One of those resources was outpatient speech therapy through Heartspring Pediatric Services. Rhonda Witherspoon, speech-language pathologist, evaluated and treated Adam for 2 ½ years. As a 4-year old, Adam had a great base vocabulary. He was able to recite scripts from TV and movies, and had good language comprehension skills. Rhonda saw great potential in Adam and the skills he already had. Her job was to teach Adam how to use the words he had appropriately. Therapy started with teaching compliance, tolerating therapy activities and not avoiding or escaping tasks. Rhonda first strategized to overcome these issues. When Adam was able to attend to sessions for longer periods of time, skills such as understanding language concepts, and using language concepts were introduced. The goal was to teach Adam concepts based on familiar terms he would hear in the school environment, and be able to demonstrate an understanding of these concepts. Rhonda gives kudos to Scott and Amy and the passion they showed for their son. They followed through with homework, asked questions and did not let Adam slide. Scott and Amy had expectations for Adam, and they got direct results from him. Adam also had difficulty with his sensory neural system. He didn’t like different textures and surfaces, he had difficulty maintaining eye contact and lacked in his social skills. Adam worked on these skills in therapy sessions with Rhonda in early intervention and with private occupational therapy. Adam successfully completed outpatient therapy sessions, meeting all of his objectives. The only thing left for him was to apply what he had learned at school and in other social settings.

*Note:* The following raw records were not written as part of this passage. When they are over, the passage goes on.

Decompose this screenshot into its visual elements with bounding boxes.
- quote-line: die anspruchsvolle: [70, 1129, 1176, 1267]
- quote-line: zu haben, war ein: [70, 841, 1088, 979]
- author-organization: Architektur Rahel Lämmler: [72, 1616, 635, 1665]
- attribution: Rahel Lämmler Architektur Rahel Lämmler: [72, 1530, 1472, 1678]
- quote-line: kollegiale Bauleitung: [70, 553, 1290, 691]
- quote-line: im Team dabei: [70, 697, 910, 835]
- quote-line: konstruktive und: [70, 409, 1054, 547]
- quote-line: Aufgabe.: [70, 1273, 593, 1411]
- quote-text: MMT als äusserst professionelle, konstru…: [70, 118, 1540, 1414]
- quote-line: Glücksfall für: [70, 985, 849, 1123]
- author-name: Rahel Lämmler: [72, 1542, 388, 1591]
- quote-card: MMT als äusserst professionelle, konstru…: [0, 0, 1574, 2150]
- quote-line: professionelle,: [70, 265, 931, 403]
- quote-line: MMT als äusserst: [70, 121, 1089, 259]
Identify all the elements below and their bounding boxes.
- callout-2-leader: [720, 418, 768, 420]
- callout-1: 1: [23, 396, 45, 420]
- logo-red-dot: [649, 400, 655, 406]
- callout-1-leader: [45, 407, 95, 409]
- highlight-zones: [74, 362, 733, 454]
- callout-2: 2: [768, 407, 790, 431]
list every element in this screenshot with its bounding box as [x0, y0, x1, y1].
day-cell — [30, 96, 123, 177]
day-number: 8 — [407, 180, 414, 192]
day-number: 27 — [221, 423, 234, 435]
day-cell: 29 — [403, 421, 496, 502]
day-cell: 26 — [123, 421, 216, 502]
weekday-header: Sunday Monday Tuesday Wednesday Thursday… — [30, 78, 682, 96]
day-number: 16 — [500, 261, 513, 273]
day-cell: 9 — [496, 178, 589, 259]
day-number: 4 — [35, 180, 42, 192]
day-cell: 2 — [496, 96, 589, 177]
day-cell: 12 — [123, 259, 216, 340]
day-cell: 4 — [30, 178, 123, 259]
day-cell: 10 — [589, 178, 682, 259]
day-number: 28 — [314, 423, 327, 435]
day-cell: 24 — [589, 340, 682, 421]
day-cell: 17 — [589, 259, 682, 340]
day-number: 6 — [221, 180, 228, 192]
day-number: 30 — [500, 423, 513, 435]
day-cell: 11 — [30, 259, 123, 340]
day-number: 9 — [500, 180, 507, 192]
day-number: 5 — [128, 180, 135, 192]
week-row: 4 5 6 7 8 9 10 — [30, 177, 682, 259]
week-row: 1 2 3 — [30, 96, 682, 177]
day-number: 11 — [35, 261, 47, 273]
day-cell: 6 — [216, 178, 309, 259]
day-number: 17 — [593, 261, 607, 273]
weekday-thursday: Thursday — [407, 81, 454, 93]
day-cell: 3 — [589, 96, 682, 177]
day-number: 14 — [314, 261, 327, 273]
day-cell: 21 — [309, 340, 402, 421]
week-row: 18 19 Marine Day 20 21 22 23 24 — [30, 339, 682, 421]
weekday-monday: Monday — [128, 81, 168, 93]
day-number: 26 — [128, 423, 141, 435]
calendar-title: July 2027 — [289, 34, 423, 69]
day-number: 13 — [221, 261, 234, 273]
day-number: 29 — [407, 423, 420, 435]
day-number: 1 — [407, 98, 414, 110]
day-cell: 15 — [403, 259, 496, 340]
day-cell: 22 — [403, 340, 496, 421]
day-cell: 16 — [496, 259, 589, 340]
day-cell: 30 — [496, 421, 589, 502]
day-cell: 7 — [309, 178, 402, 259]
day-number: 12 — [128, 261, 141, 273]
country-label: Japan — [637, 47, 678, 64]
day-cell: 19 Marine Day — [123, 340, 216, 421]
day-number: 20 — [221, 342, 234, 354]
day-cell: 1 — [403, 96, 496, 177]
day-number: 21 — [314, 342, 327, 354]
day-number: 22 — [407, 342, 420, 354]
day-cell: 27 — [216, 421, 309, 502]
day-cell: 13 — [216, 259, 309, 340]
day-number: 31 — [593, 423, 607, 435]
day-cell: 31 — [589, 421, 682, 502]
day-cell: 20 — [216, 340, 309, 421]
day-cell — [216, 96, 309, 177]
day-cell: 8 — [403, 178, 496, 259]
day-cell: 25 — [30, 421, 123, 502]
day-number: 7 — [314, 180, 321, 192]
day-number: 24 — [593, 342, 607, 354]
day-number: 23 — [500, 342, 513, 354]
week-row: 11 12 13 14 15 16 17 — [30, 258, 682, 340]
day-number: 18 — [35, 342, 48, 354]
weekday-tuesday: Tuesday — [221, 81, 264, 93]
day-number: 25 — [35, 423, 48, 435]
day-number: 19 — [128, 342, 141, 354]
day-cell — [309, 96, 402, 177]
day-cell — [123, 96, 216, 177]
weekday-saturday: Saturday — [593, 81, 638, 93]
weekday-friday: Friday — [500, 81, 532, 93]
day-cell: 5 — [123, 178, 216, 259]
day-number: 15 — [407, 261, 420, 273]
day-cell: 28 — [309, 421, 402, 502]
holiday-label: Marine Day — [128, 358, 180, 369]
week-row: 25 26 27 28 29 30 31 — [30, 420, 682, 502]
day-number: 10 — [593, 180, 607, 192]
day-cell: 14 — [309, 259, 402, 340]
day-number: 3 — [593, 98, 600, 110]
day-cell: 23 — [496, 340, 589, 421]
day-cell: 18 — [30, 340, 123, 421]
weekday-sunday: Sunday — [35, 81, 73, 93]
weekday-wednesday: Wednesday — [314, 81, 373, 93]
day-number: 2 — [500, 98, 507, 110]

Adam has made significant progress through the years. He started in the public school system with maximum support to be successful, and is now being mainstreamed in the fourth grade with his peers! Scott and Amy live each day feeling as though they have one chance with Adam. They give him love, support and guidance to live his life to the fullest. Scott, Amy and their two boys love to go on vacations, to the grocery store, and outings in town. Adam has always been expected to do everything his family does. Amy recalls times when it was not easy, but feels these expectations have proven worthy in Adam’s ability to progress with his social and language skills. Adam is a happy, healthy, adventurous 10 year old boy. He has a great sense of humor, loves animals, water activities and “punking” his brother!
Scott, Amy and Adam took part in the inaugural CARE Walk on the Heartspring Campus April 12, 2008. Amy feels very strongly in promoting autism awareness in the community, state and nation. “Let’s help families and children earlier,” Amy said. Through events and agencies like Heartspring, we can promote awareness of the early signs of Autism Spectrum Disorder and make resources more widely available and easy to find."